Thesis subject

Summary PhD thesis Henri van Kruistum: The genomics of placenta evolution in livebearing fish


All life that we know develops according to instructions within its DNA. As organisms evolve, changes in an their body plan should therefore be reflected in associated changes in their genome. However, finding the mutations that cause complex phenotypic change is still a great challenge. In this thesis, I aim to find the genomic changes associated with the evolution of the placenta in the livebearing fish family Poeciliidae. For this, I sequenced, assembled, and then compared the genomes of 26 poeciliid species, aiming to find consistent genomic differences between placental and non-placental species.

In chapter 2, I re-assembled the genome of the placental livebearer Heterandria formosa, using existing sequencing data, after which I compared it to the publicly available genomes of three non-placental relatives. I show that a number of genes in the genome of H. formosa that are related to placenta formation show signs of positive selection, while evolving under regular constraint in the non-placental species. Additionally, I identify a small number of gene duplications that are unique to H. formosa.

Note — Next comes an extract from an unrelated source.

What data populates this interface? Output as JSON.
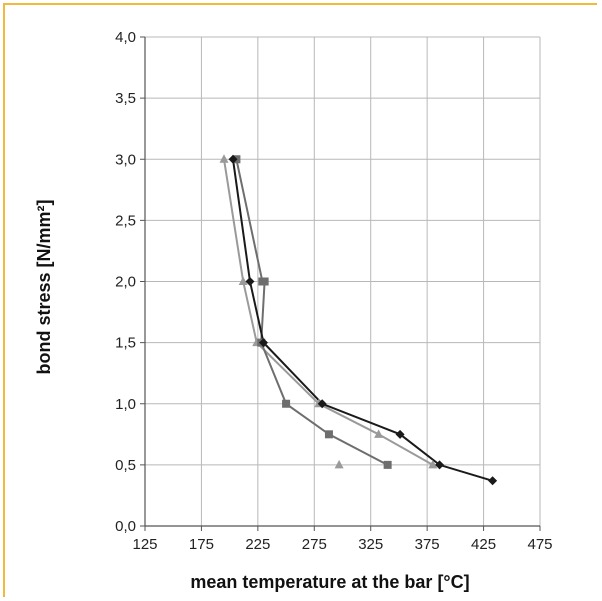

Chapter 3 describes the genome assemblies of two poeciliid species for which the
genome sequence was previously unknown: the placental Poeciliopsis retropinna
and the non-placental Poeciliopsis turrubarensis. With the third-generation
sequencing techniques that were used, assemblies of excellent quality could be
generated. I used these assemblies to reliably identify structural variations between the two species, with the tandem duplication of the vtg1 gene in P. retropinna being a particularly interesting result.

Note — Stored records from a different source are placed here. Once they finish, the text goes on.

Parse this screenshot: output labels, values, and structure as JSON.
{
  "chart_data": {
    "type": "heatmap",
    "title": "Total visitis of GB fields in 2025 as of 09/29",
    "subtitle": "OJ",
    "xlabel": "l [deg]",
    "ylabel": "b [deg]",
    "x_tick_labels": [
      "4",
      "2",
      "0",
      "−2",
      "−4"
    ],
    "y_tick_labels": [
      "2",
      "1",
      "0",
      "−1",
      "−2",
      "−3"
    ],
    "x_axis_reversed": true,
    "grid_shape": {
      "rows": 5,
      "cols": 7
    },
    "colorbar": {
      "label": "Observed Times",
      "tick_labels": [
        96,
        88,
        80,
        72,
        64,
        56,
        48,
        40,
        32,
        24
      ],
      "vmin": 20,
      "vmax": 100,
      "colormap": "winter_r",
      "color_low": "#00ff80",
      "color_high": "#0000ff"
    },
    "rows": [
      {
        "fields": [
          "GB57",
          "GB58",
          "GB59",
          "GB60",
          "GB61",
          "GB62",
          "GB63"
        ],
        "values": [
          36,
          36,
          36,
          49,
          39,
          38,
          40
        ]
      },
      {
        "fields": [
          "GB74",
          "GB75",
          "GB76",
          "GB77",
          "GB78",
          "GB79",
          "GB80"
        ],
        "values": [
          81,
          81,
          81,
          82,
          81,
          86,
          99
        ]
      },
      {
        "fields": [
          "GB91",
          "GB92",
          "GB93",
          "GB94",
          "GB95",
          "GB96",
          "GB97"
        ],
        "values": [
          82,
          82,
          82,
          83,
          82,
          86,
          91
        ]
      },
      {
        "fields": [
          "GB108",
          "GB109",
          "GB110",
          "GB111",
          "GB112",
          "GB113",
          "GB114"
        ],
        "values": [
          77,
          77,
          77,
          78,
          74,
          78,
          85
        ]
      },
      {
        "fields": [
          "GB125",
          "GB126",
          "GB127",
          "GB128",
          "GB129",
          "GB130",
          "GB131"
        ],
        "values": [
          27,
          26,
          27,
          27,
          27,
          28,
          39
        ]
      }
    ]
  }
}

In chapter 4 I compare the genomes of 26 poeciliid species, both publicly available as well as assembled in this chapter or in previous chapters. I show that placenta species within this group display accelerated evolution of genes involved with transporter- and vesicle-related functions, providing first evidence for genomic convergence associated with placenta evolution. Additionally, I observed differences in the presence of regulatory elements around developmental genes that were not observed in non-placental species, indicating that regulatory change is also a part of the evolution of the poeciliid placenta.

In Chapter 5 I investigate the occurrence of gene duplications and deletions across the genomes of twelve poeciliid species, three of which are placental. For this, I develop a new pipeline that can simultaneously identify structural variants in the genomes of multiple related species. According to this analysis, placenta evolution in the Poeciliidae is not associated with gene duplications, but instead gene deletions were found in the same molecular pathways for the three placental species: the calcineurin-NFAT signaling cascade and the BMP signaling pathway. In non-placental species, these deletions did not occur.

Finally, Chapter 6 describes a new approach to detect allele-specific methylation
based on Oxford Nanopore sequencing. I apply this approach to four individuals of
the non-placental Poeciliopsis gracilis: two parents, and a male and a female
offspring. I show that allele-specific methylation is widespread in the genome of P.
gracilis. Additionally, the inheritance of methylated alleles is not always random, but instead depends on parent-of-origin. The genes that are in the vicinity of regions that are affected by parent-specific methylation are located predominantly in the brain. These results lead to the hypothesis that genomic imprinting due to intralocus sexual conflict is the cause of the observed allele-specific methylation.